April 04, 2017
Tips for Mattis on Navigating Swampland
When then President-elect Donald Trump announced that he had chosen Gen. Jim Mattis to lead the Pentagon, there was a collective sigh of relief across the national security establishment. The thinking went that Mattis knows the U.S. military, has the respect of the uniformed and civilian men and women of the Department of Defense, and has a hard-won reputation for integrity and leadership. With a White House full of outsiders and self-described disruptors, we are looking to Mattis for the military professionalism and reliable pragmatism that his decades of service could provide. We here at Agenda SecDef badly want him to succeed.
And while Mattis’ first trips to Asia and Europe were well-received (much better received than Secretary of State Tillerson’s recent trip to Asia), his team have stumbled thus far in navigating the so-called “swamp.” It’s easy to deride Washington, D.C., but for any member of a presidential cabinet, it’s where the boss lives, and where members of Congress exercise oversight and provide the resources that enable the Pentagon to function. If a cabinet secretary alienates a president (and his staff), or members of Congress (and their staffs), life gets pretty tough. Alienate them both simultaneously, and it becomes impossible to be effective. On this score, I worry the trend lines for Mattis are not positive. While Mattis isn’t responsible for the chaos and unpredictability of the Trump White House, in the end only he will be able to ensure that he can navigate the steep contours it has created, and avoid being entrapped in very poor political terrain.
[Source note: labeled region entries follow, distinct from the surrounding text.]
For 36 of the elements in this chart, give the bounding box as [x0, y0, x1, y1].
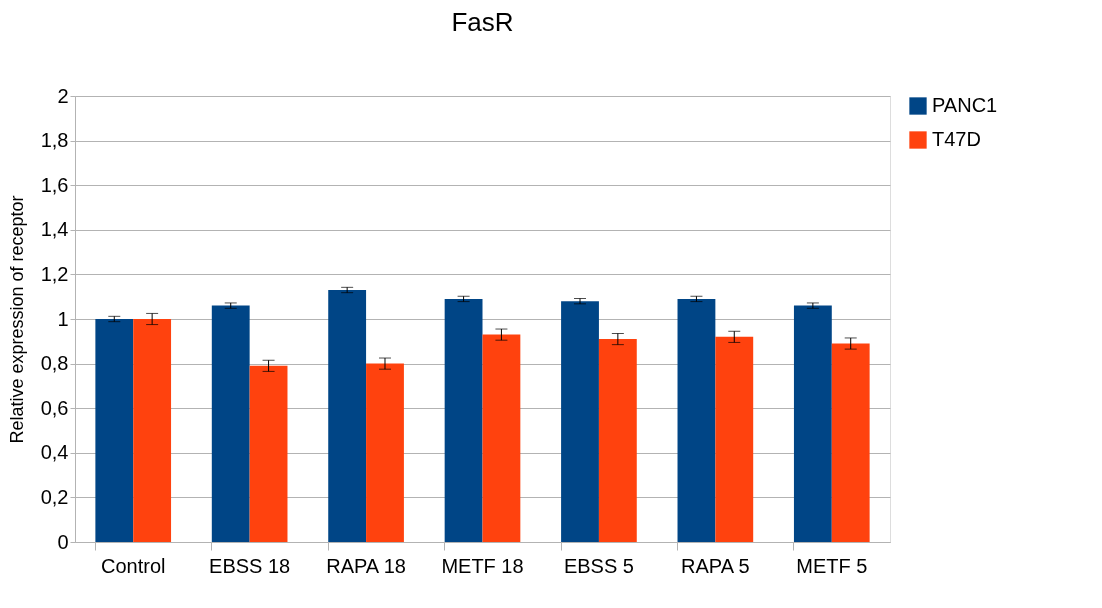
x-tick-label: METF 5: [796, 554, 868, 577]
bar: [211, 305, 250, 542]
bar: [831, 343, 870, 542]
y-tick-label: 1,2: [40, 262, 69, 285]
y-tick-label: 1,6: [40, 173, 69, 196]
y-tick-label: 1: [57, 307, 69, 330]
chart-title: FasR: [451, 7, 514, 37]
bar: [677, 298, 716, 542]
bar: [715, 336, 754, 542]
x-tick-label: EBSS 5: [563, 554, 634, 577]
y-tick-label: 0,2: [40, 485, 69, 508]
x-tick-label: RAPA 18: [326, 554, 406, 577]
y-tick-label: 1,8: [40, 129, 69, 152]
bar: [561, 301, 599, 542]
y-tick-label: 2: [57, 84, 69, 107]
bar: [598, 339, 637, 542]
y-tick-label: 0: [57, 530, 69, 553]
y-tick-label: 0,6: [40, 396, 69, 419]
y-tick-label: 0,8: [40, 352, 69, 375]
y-tick-label: 0,4: [40, 441, 69, 464]
x-tick-label: EBSS 18: [209, 554, 291, 577]
y-axis-title: Relative expression of receptor: [6, 195, 27, 444]
bar: [482, 334, 521, 542]
bar: [444, 298, 483, 542]
legend-label: PANC1: [932, 94, 998, 116]
x-tick-label: METF 18: [441, 554, 524, 577]
x-tick-label: RAPA 5: [681, 554, 750, 577]
y-tick-label: 1,4: [40, 218, 69, 241]
x-tick-label: Control: [100, 554, 166, 577]
bar: [133, 319, 172, 542]
bar: [95, 319, 134, 542]
legend-label: T47D: [932, 128, 981, 150]
bar: [366, 363, 404, 542]
bar: [793, 305, 832, 542]
bar: [249, 365, 288, 542]
bar: [328, 290, 367, 542]
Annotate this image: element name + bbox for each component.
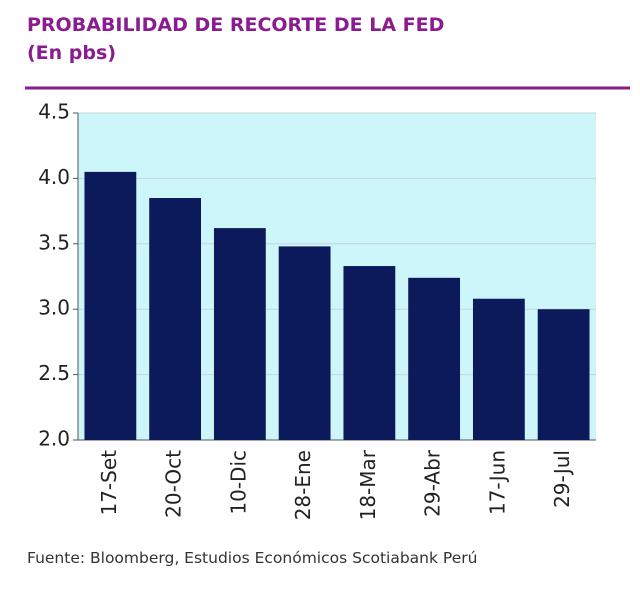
y-tick-label: 4.0 <box>38 165 70 189</box>
y-tick-label: 4.5 <box>38 100 70 124</box>
bar <box>472 298 525 440</box>
bar <box>408 277 461 440</box>
y-tick-label: 3.5 <box>38 230 70 254</box>
x-tick-label: 28-Ene <box>291 450 315 520</box>
bar <box>213 228 266 440</box>
bar <box>149 198 202 440</box>
bar <box>84 171 137 441</box>
x-tick-label: 29-Abr <box>421 449 445 517</box>
x-tick-label: 20-Oct <box>162 450 186 518</box>
y-tick-label: 2.5 <box>38 361 70 385</box>
y-tick-label: 3.0 <box>38 296 70 320</box>
source-note: Fuente: Bloomberg, Estudios Económicos S… <box>27 549 477 567</box>
x-tick-label: 10-Dic <box>226 450 250 515</box>
chart-subtitle: (En pbs) <box>27 42 116 64</box>
y-tick-label: 2.0 <box>38 427 70 451</box>
x-tick-label: 29-Jul <box>550 450 574 508</box>
bar <box>537 309 590 440</box>
bar <box>343 266 396 440</box>
chart-title: PROBABILIDAD DE RECORTE DE LA FED <box>27 14 444 36</box>
bar <box>278 246 331 440</box>
x-tick-label: 17-Jun <box>485 450 509 515</box>
x-tick-label: 18-Mar <box>356 449 380 520</box>
x-tick-label: 17-Set <box>97 450 121 516</box>
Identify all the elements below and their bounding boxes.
I was concerned, for instance, to read in Politico that members of Congress and their staffs believe that Mattis is “burning through political capital,” and that they are “running out of patience.” The story essentially describes a well-intentioned defense secretary desiring to fill his ranks with the best folks possible — their politics notwithstanding — and running into a firewall of resistance at the White House and on Capitol Hill. This, coupled with a front office staff that has reportedly been quick to alienate key senators and their staffers, makes for a perilous political situation. My own conversations with Pentagon and Hill staffers convince me that these dynamics are more accurate than not.